Life satisfaction Scale can become a social determinant of health in our study as one of the major reason of shift from perception of patient-centered care among our respondents into doctor-centered health care. This study has demonstrated that younger health care providers and those with lower life satisfaction are more patient-centered. Older respondents and those with higher life satisfaction, in contrast, reported doctor-centered attitudes. The majority of younger patients have a stronger belief in good health associated with patient-centered care whereas the older population preferred a more doctor-centered care. In all patients, the preference of patient-centered care was associated with higher satisfaction in life.
In our study we manipulated that at the beginning of career younger health care providers are more enthusiastic with their newly gained skills and helpfulness in society and more patient-oriented due to high expectations from job reward but with years and negative experience in the life due economical instability along with extremely slow progress of salary increase finally leads to emotional distress and low motivation among health care providers and make them less patient-centered even after getting their stability and good salary when they get aged.

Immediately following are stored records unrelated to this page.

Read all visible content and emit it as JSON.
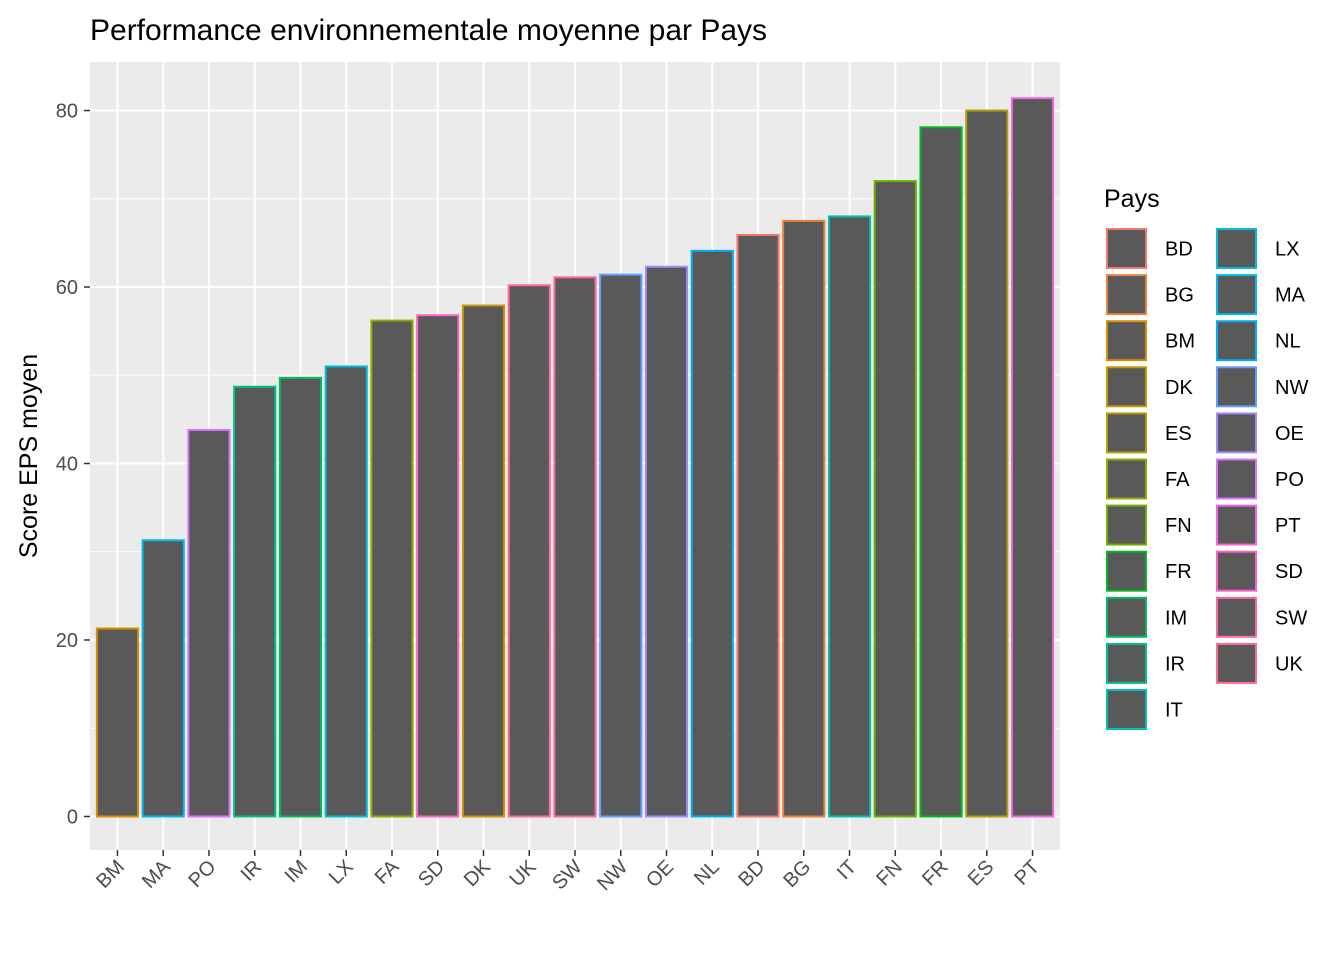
{
  "chart_data": {
    "type": "bar",
    "title": "Performance environnementale moyenne par Pays",
    "xlabel": "",
    "ylabel": "Score EPS moyen",
    "ylim": [
      -3.8,
      85.5
    ],
    "yticks": [
      0,
      20,
      40,
      60,
      80
    ],
    "grid": true,
    "bar_fill": "#595959",
    "panel_background": "#ebebeb",
    "categories": [
      "BM",
      "MA",
      "PO",
      "IR",
      "IM",
      "LX",
      "FA",
      "SD",
      "DK",
      "UK",
      "SW",
      "NW",
      "OE",
      "NL",
      "BD",
      "BG",
      "IT",
      "FN",
      "FR",
      "ES",
      "PT"
    ],
    "values": [
      21.3,
      31.3,
      43.8,
      48.7,
      49.7,
      51.0,
      56.2,
      56.8,
      57.9,
      60.2,
      61.1,
      61.4,
      62.3,
      64.1,
      65.9,
      67.5,
      68.0,
      72.0,
      78.1,
      80.0,
      81.4
    ],
    "outline_colors": {
      "BD": "#F8766D",
      "BG": "#EC8239",
      "BM": "#DB8E00",
      "DK": "#C79800",
      "ES": "#AFA100",
      "FA": "#93AA00",
      "FN": "#6BB100",
      "FR": "#00B81F",
      "IM": "#00BD5C",
      "IR": "#00C08D",
      "IT": "#00C1B2",
      "LX": "#00BFD4",
      "MA": "#00BAEE",
      "NL": "#00B0F6",
      "NW": "#619CFF",
      "OE": "#A58AFF",
      "PO": "#D874FD",
      "PT": "#F265E7",
      "SD": "#FF61C7",
      "SW": "#FF66A8",
      "UK": "#FF6C90"
    },
    "legend": {
      "title": "Pays",
      "placement": "right",
      "columns": [
        [
          "BD",
          "BG",
          "BM",
          "DK",
          "ES",
          "FA",
          "FN",
          "FR",
          "IM",
          "IR",
          "IT"
        ],
        [
          "LX",
          "MA",
          "NL",
          "NW",
          "OE",
          "PO",
          "PT",
          "SD",
          "SW",
          "UK"
        ]
      ]
    }
  }
}
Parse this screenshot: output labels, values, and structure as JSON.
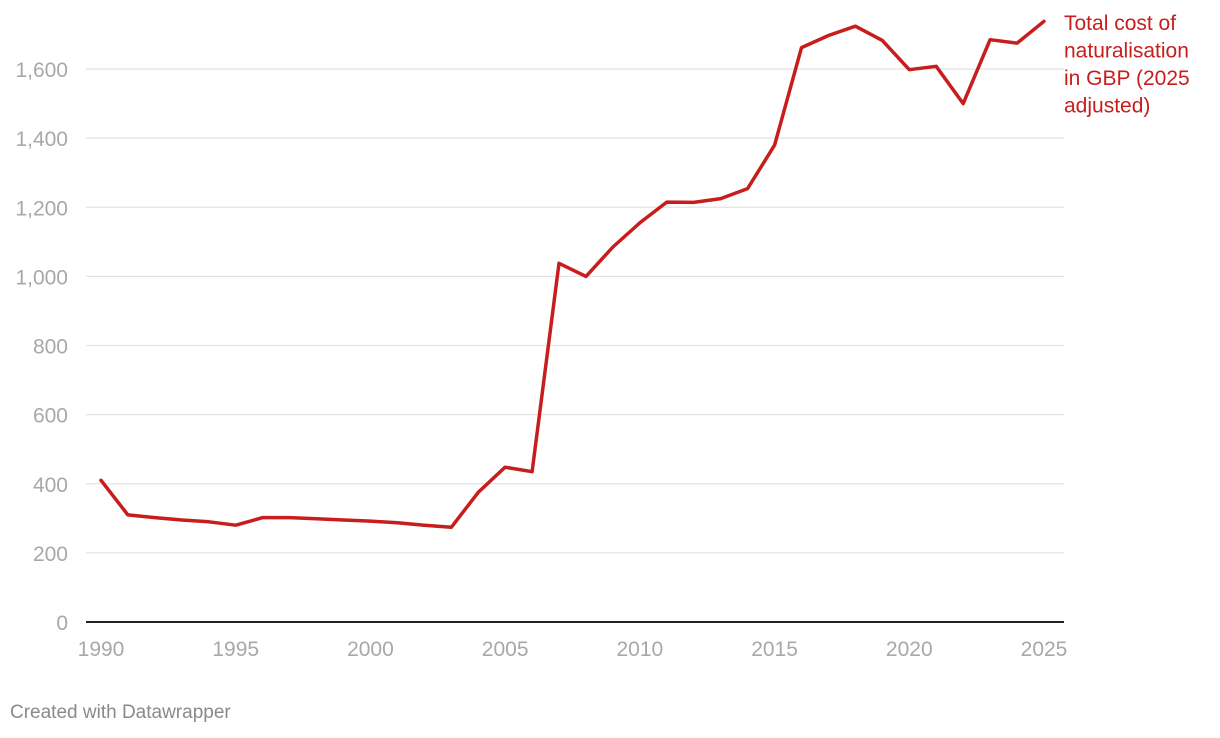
{
  "chart_data": {
    "type": "line",
    "title": "",
    "xlabel": "",
    "ylabel": "",
    "xlim": [
      1990,
      2025
    ],
    "ylim": [
      0,
      1750
    ],
    "x_ticks": [
      "1990",
      "1995",
      "2000",
      "2005",
      "2010",
      "2015",
      "2020",
      "2025"
    ],
    "y_ticks": [
      "0",
      "200",
      "400",
      "600",
      "800",
      "1,000",
      "1,200",
      "1,400",
      "1,600"
    ],
    "grid": "horizontal",
    "series": [
      {
        "name": "Total cost of naturalisation in GBP (2025 adjusted)",
        "label_lines": [
          "Total cost of",
          "naturalisation",
          "in GBP (2025",
          "adjusted)"
        ],
        "color": "#c71e1d",
        "x": [
          1990,
          1991,
          1992,
          1993,
          1994,
          1995,
          1996,
          1997,
          1998,
          1999,
          2000,
          2001,
          2002,
          2003,
          2004,
          2005,
          2006,
          2007,
          2008,
          2009,
          2010,
          2011,
          2012,
          2013,
          2014,
          2015,
          2016,
          2017,
          2018,
          2019,
          2020,
          2021,
          2022,
          2023,
          2024,
          2025
        ],
        "values": [
          410,
          310,
          302,
          295,
          290,
          280,
          302,
          302,
          299,
          295,
          292,
          287,
          280,
          274,
          375,
          448,
          435,
          1038,
          1000,
          1085,
          1155,
          1215,
          1214,
          1225,
          1254,
          1380,
          1662,
          1697,
          1724,
          1683,
          1598,
          1608,
          1500,
          1685,
          1675,
          1738
        ]
      }
    ]
  },
  "footer": {
    "credit": "Created with Datawrapper"
  }
}
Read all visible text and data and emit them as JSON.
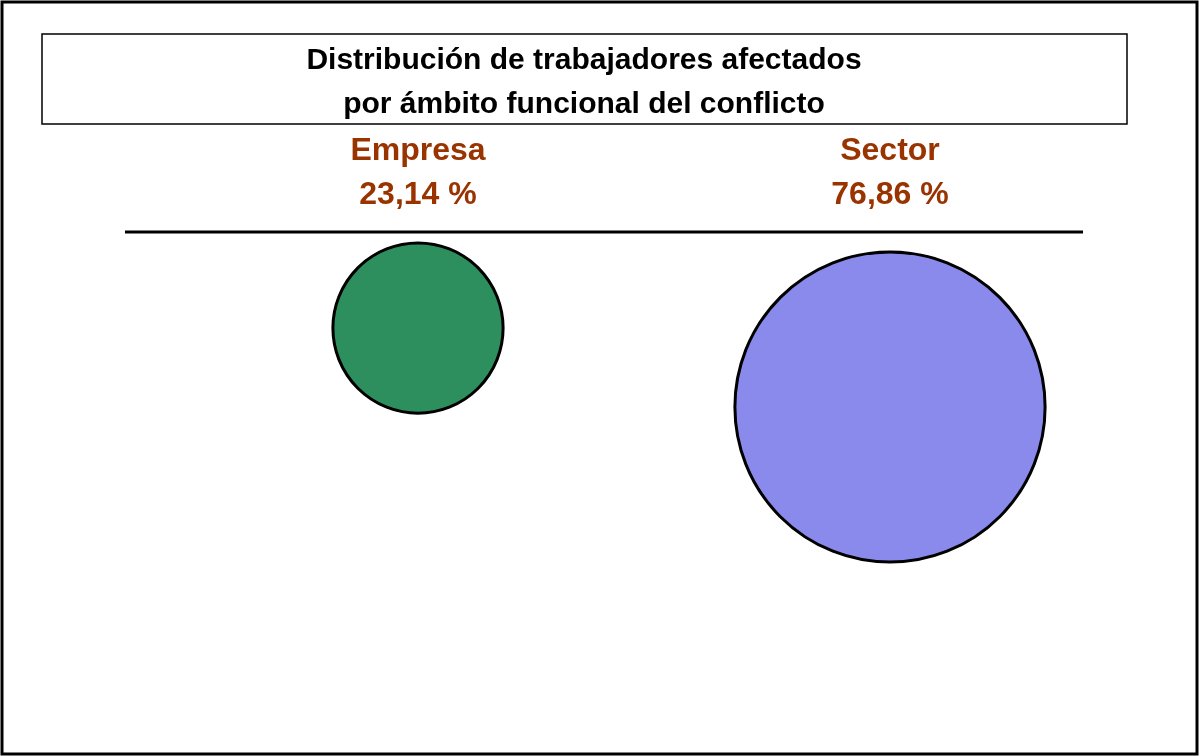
{
  "chart_data": {
    "type": "other",
    "title": "Distribución de trabajadores afectados\npor ámbito funcional del conflicto",
    "categories": [
      "Empresa",
      "Sector"
    ],
    "values": [
      23.14,
      76.86
    ],
    "value_labels": [
      "23,14 %",
      "76,86 %"
    ],
    "colors": [
      "#2e8f5e",
      "#8a8aec"
    ]
  }
}
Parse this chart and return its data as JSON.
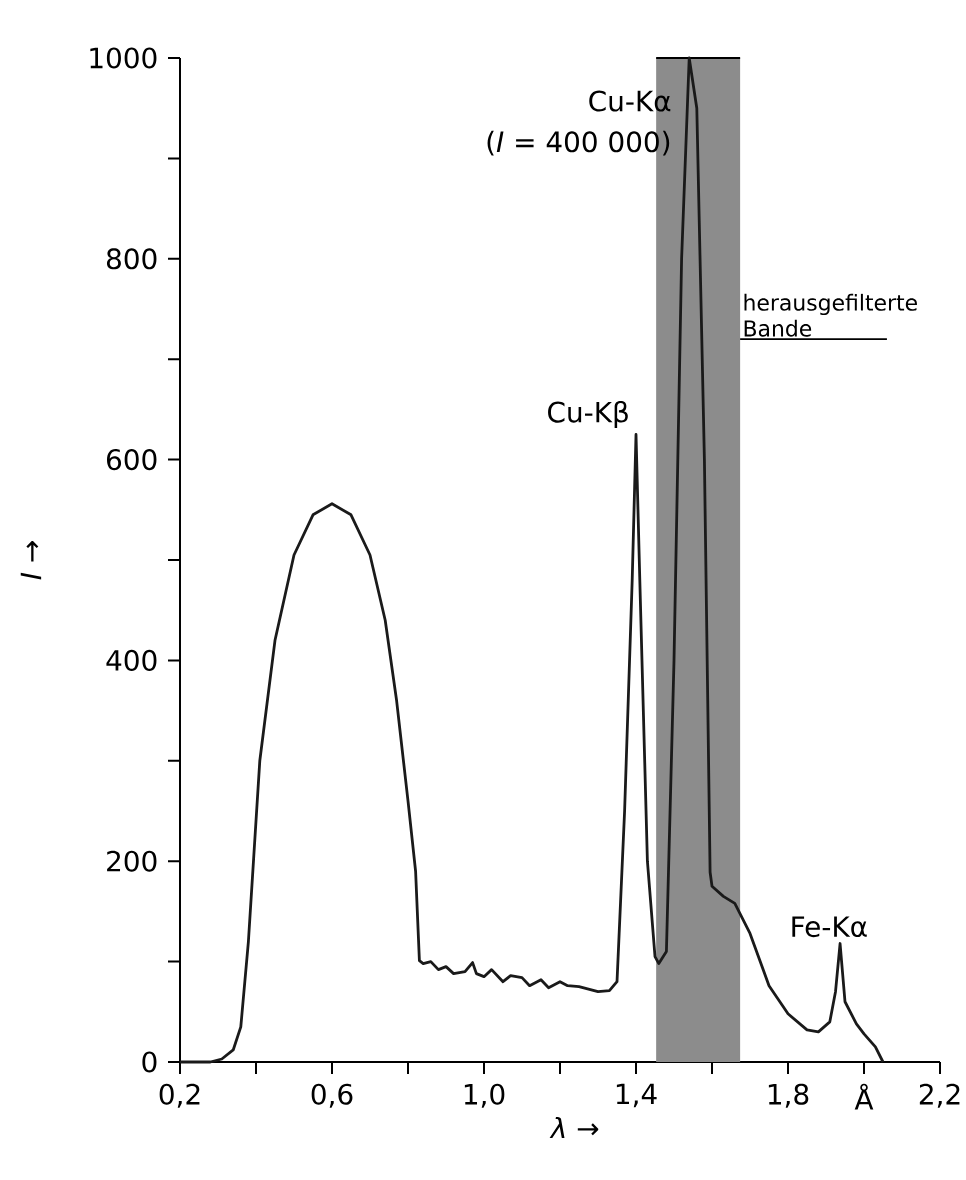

Current finding that senior health care providers which were satisfied with life remained to be not patient-centered suggested an area for more detailed investigation and improvement. We suspect that above mentioned tendency might gradually decrease motivation to work in spite of extensive experience. Aged care givers follow the rules and regulations developed by higher hierarchical level of healthcare management which doesn’t consider a feedback or direct communication due to the multiple intermediate hierarchical levels of executers so called “middle management”. There is no direct exchange and delivery of information about real needs of medical practitioners which could report about existing problems necessary to be solved. It originates from vertical power of local political system reducing motivation at each level coming down due to increased disconnection of upper level management with those which perform their regular work and deliver this regulations to medical practitioners. The best thing about being on the middle of this managerial hierarchical levels is lower responsibility since they are not original developers and neither medical practitioner, they can be considered as transmitters of information but in most of the cases absolutely useless and ineffective . This is one of the reasons why miscommunication will always take a place among our healthcare providers and patients and why patient-orientation will be less possible.
Vertical power and disconnection of workflow due to complex organization of healthcare management leads to reduction of motivation among healthcare providers to be a patient-centered.
Our study showed high prevalence of doctor-oriented medical providers and patients as well. Traditional and common way of doctor-patient relationship in Kazakhstan is based on ethical paternalism widely described in the literature.